The election results are starting to come in now, and
they seem to raise serious questions about the strategic position the US will be involved in Iraq.
Baghdad -- Partial results from Sunday's election suggest that U.S.-backed Prime Minister Ayad Allawi's coalition is being roundly defeated by a list with the backing of Iraq's senior Shiite cleric, Grand Ayatollah Ali al- Sistani, diminishing Allawi's chances of retaining his post in the next government.
Sharif Ali bin Hussein, head of the Constitutional Monarchy Party, likened the vote outcome to a "Sistani tsunami" that would shake the nation.
"Americans are in for a shock," he said, adding that one day they would realize, "We've got 150,000 troops here protecting a country that's extremely friendly to Iran, and training their troops."
Any way you slice it, this situation poses serious problems for America's situation with Iran. The Shia'h connection between the Sistani backed slate and the Iranian hardline clerics is going to be something that will in all likelihood make our already virtually impossible work in denying Iran nuclear capabilities, all but impossible.
Its certainly clear that the government formed will have clear sympathies in favor of Iran over the US. It would be political suicide to maintain anything other, as Allawi's slate is clearly demonstrating. Whether those sympathies will translate into trusting Iran with nuclear weapons is anyone's guess, however.
The partial totals so far show the Iraqi List headed by Allawi, a secular Shiite and onetime CIA protege, trailed far behind with only 18 percent of the votes, despite an aggressive television ad campaign waged with U.S. aid. A lopsided majority of votes, 72 percent, went to the United Iraqi Alliance list, topped by a Shiite cleric who lived in Iran for many years and whose Sciri party has close ties to Iran's clerical regime. More than a third of the alliance's vote came from Baghdad, the cosmopolitan capital where Allawi had been expected to fare well...
Already, Western officials in Baghdad appeared to be downplaying worries about the possible victory by the alliance, topped by Abdel Aziz al-Hakim, a cleric who spent years exiled in Iran.
The alliance "is a very diverse group of people, from Westernized independents to Sunni sheikhs to people who really believe in an Islamic state, " one Western diplomat speaking on condition of anonymity said of the alliance on Wednesday. "It will be hard to maintain unity."

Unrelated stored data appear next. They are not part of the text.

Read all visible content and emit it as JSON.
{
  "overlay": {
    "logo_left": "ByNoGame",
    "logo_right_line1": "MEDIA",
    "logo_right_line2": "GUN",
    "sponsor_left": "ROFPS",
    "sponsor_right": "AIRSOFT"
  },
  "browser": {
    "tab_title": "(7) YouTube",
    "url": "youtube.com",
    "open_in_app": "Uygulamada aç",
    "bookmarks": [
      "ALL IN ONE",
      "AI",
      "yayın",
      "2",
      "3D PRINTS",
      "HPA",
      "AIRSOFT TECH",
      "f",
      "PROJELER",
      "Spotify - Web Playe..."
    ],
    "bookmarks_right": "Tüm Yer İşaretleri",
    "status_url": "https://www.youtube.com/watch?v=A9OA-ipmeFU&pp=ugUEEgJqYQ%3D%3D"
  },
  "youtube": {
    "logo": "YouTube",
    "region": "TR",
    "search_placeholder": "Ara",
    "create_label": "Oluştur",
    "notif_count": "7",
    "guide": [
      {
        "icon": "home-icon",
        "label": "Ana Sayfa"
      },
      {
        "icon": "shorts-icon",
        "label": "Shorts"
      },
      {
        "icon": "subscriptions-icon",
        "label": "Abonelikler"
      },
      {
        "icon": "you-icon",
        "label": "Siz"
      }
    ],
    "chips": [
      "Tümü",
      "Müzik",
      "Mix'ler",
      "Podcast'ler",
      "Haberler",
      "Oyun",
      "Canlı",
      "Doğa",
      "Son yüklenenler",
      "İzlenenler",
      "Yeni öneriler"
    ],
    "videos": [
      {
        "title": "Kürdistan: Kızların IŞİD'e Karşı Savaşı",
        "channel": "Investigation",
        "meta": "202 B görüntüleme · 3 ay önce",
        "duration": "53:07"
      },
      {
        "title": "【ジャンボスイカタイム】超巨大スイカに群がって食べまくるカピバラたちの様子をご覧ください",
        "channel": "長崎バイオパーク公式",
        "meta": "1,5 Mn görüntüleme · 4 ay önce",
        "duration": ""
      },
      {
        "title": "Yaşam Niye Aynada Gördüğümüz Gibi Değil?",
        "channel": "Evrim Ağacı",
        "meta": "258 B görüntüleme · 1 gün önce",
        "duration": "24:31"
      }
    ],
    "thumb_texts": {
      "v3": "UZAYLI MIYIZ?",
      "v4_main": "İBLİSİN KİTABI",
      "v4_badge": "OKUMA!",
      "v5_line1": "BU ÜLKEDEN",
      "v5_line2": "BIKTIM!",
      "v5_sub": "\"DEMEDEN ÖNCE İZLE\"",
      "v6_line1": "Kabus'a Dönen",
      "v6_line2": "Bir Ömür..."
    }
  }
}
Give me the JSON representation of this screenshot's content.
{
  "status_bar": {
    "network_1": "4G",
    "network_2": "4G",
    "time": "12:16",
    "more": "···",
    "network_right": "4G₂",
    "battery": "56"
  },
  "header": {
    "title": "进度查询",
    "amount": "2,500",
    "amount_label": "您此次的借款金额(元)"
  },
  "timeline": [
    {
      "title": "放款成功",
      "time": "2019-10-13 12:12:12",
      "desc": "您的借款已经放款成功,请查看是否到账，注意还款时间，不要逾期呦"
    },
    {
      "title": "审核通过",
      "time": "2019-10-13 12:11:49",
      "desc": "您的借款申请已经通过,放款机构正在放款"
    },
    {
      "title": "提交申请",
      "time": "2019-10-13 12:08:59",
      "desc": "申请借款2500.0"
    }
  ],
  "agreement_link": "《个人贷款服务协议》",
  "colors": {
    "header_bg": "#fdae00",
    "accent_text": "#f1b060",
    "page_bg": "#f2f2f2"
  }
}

Hard, but not hard enough to change the what will be the basic trajectory toward Iranian alignment. From this point forward, the political situation of Iran and Iraq with become increasingly intertwained with one another. The more bellicos the US dealings with Iran become, the more problems the Iranians are likely to create for us in the Shite regions of Iraq. On the other hand, the more the reform movement gains power in Iran, the better our chances become in Iraq.
The mistake would be in thinking that we could install the reformers in power, an idea which any student of Iranian history will tell you would do little more that drive the Iranian populace to the side of the hardliners. The US may have no other option than allowing Iran to arm itself, and than hope against hope that it provides the nation with the security it's always needed to let the reform movement progress.
This may not be as unbelievable as it seems. In many ways Iran and the US have a great deal of strategic interest in common. If the US and Iran could get over the huge amount of psychological baggage they maintain toward each other, they could find a lot in common. In that sense, a nuclear deterent could be just what the Iranians need to help them get over the persecution complex they have always maintained. Speaking in an interview to Mother Jones, Kenneth Pollock said,
I think if you could remove all of the baggage--all of the ideology, the history, whatever else--and look in purely geostrategic terms, I think it's hard to figure out why the US and Iran would necessarily be in conflict. In fact during the shah's era, before 1979--recognizing that there were all kinds of other problems--the US and Iran worked together splendidly at the strategic level.
But the source of the problem is this history--our support for the Shah, the CIA coup in 1953--has become infused into the Iranian political discourse. The regime that came to power in 1979 during the Iranian revolution actually defined itself as anti-American, and that's now a critical ingredient in the Iranian domestic political debate. That really is the source of our problems--the regime in Tehran continues to see itself as opposing the US. In their eyes, everything the US does is directed at them in a very malevolent way, and therefore they have to fight back against it.